Reset weights in Keras layer

Save the initial weights right after compiling the model but before training it:

model.save_weights('model.h5')

and then after training, "reset" the model by reloading the initial weights:

model.load_weights('model.h5')

This gives you an apples to apples model to compare different data sets and should be quicker than recompiling the entire model.


If you want to truly re-randomize the weights, and not merely restore the initial weights, you can do the following. The code is slightly different depending on whether you're using TensorFlow or Theano.

from keras.initializers import glorot_uniform  # Or your initializer of choice
import keras.backend as K

initial_weights = model.get_weights()

backend_name = K.backend()
if backend_name == 'tensorflow': 
    k_eval = lambda placeholder: placeholder.eval(session=K.get_session())
elif backend_name == 'theano': 
    k_eval = lambda placeholder: placeholder.eval()
else: 
    raise ValueError("Unsupported backend")

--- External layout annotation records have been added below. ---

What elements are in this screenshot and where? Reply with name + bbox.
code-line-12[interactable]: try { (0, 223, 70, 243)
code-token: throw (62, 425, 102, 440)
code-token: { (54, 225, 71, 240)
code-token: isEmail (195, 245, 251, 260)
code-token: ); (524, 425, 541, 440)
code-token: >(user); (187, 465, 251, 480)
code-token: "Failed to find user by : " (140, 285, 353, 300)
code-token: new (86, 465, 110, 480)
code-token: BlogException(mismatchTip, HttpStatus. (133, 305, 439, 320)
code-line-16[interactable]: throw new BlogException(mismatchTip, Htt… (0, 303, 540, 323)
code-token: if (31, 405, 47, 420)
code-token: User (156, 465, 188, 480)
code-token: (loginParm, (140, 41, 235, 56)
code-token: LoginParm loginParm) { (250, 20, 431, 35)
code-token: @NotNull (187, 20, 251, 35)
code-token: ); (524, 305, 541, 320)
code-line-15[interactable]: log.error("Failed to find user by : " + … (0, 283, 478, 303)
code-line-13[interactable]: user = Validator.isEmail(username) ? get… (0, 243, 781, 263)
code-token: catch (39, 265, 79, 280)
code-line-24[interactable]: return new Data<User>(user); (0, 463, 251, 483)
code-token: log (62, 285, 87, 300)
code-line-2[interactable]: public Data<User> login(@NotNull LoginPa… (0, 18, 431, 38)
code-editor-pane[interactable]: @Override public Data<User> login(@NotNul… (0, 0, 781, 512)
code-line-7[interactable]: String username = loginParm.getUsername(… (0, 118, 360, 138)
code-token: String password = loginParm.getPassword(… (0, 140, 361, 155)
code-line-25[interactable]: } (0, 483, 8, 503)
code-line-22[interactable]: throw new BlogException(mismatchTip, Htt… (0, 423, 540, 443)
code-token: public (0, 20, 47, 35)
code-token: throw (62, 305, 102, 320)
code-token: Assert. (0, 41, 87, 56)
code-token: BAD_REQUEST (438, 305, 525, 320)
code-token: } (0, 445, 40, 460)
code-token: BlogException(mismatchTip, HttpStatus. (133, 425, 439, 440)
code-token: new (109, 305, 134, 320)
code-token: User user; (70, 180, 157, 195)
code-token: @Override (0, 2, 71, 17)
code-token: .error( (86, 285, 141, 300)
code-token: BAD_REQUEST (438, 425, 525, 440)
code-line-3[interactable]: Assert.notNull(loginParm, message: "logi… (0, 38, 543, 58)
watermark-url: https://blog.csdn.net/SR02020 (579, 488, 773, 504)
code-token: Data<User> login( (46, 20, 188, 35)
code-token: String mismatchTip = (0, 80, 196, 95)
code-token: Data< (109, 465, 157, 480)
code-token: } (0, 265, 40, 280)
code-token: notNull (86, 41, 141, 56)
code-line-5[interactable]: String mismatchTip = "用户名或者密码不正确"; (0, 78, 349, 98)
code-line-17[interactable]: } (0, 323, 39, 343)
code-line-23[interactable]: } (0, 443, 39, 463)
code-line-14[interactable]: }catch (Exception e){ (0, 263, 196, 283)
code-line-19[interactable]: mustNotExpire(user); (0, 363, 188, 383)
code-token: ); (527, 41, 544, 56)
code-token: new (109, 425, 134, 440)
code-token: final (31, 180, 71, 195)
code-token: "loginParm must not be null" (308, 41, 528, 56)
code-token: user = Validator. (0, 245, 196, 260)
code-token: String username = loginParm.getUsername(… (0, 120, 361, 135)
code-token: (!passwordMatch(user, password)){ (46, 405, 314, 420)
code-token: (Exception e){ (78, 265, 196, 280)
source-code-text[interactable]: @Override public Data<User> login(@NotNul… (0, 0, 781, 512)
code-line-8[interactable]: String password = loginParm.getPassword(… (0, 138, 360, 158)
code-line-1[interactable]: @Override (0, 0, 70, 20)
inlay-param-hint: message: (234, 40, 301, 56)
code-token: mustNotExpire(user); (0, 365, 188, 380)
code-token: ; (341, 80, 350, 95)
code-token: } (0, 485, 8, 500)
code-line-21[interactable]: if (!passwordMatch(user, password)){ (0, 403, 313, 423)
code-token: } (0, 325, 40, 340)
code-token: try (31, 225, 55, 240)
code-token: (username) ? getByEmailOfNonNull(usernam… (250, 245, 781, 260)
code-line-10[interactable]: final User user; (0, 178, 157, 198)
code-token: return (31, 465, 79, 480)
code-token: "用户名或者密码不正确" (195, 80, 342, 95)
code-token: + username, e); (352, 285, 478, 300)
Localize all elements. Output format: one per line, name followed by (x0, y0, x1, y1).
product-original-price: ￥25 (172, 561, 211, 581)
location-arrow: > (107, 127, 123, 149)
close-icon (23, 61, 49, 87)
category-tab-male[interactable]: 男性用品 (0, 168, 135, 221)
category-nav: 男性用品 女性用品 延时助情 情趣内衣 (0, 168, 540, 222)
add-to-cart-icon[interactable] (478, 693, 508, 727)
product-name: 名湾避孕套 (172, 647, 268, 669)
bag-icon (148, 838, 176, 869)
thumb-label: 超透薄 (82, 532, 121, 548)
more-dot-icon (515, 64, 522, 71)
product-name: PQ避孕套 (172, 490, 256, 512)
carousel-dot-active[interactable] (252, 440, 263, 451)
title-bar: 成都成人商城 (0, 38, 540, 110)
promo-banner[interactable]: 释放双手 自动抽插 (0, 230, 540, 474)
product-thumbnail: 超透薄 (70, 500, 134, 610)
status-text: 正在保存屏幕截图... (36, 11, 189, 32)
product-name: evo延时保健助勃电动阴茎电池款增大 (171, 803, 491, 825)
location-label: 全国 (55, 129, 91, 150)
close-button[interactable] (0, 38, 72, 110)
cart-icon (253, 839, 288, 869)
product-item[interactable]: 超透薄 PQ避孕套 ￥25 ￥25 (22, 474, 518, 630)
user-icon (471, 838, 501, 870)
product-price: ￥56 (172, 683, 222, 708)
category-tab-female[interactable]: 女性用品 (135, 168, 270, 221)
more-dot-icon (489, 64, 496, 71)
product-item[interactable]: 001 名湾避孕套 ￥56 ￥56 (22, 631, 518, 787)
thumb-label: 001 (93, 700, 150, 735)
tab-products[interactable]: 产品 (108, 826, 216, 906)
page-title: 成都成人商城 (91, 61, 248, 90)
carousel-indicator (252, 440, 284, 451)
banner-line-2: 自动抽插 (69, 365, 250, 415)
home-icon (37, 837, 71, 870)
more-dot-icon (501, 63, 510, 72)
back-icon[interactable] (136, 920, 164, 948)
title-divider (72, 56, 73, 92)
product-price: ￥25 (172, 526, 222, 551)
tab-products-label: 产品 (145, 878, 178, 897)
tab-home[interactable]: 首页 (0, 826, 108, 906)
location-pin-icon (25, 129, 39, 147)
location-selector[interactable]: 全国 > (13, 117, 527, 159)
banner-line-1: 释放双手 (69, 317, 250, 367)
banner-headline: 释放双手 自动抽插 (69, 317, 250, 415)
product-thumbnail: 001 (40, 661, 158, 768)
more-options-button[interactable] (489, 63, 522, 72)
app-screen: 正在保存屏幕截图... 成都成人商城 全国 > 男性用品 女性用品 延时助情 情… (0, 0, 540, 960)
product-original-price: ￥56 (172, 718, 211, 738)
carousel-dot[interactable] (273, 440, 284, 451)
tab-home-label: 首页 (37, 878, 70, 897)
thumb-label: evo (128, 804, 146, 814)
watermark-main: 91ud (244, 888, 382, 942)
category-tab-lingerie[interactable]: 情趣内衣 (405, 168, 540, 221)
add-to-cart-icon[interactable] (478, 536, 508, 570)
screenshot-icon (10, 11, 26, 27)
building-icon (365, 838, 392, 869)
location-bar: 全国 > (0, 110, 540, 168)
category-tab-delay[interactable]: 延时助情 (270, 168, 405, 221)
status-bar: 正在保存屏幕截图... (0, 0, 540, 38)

new_weights = [k_eval(glorot_uniform()(w.shape)) for w in initial_weights]

model.set_weights(new_weights)

Reset all layers by checking for initializers:

def reset_weights(model):
    import keras.backend as K
    session = K.get_session()
    for layer in model.layers: 
        if hasattr(layer, 'kernel_initializer'): 
            layer.kernel.initializer.run(session=session)
        if hasattr(layer, 'bias_initializer'):
            layer.bias.initializer.run(session=session)     

Update: kernel_initializer is kernel.initializer now.


I have found the clone_model function that creates a cloned network with the same architecture but new model weights.

Example of use:

model_cloned = tensorflow.keras.models.clone_model(model_base)

Comparing the weights:

original_weights = model_base.get_weights()
print("Original weights", original_weights)
print("========================================================")
print("========================================================")
print("========================================================")
model_cloned = tensorflow.keras.models.clone_model(model_base)
new_weights = model_cloned.get_weights()
print("New weights", new_weights)

If you execute this code several times, you will notice that the cloned model receives new weights each time.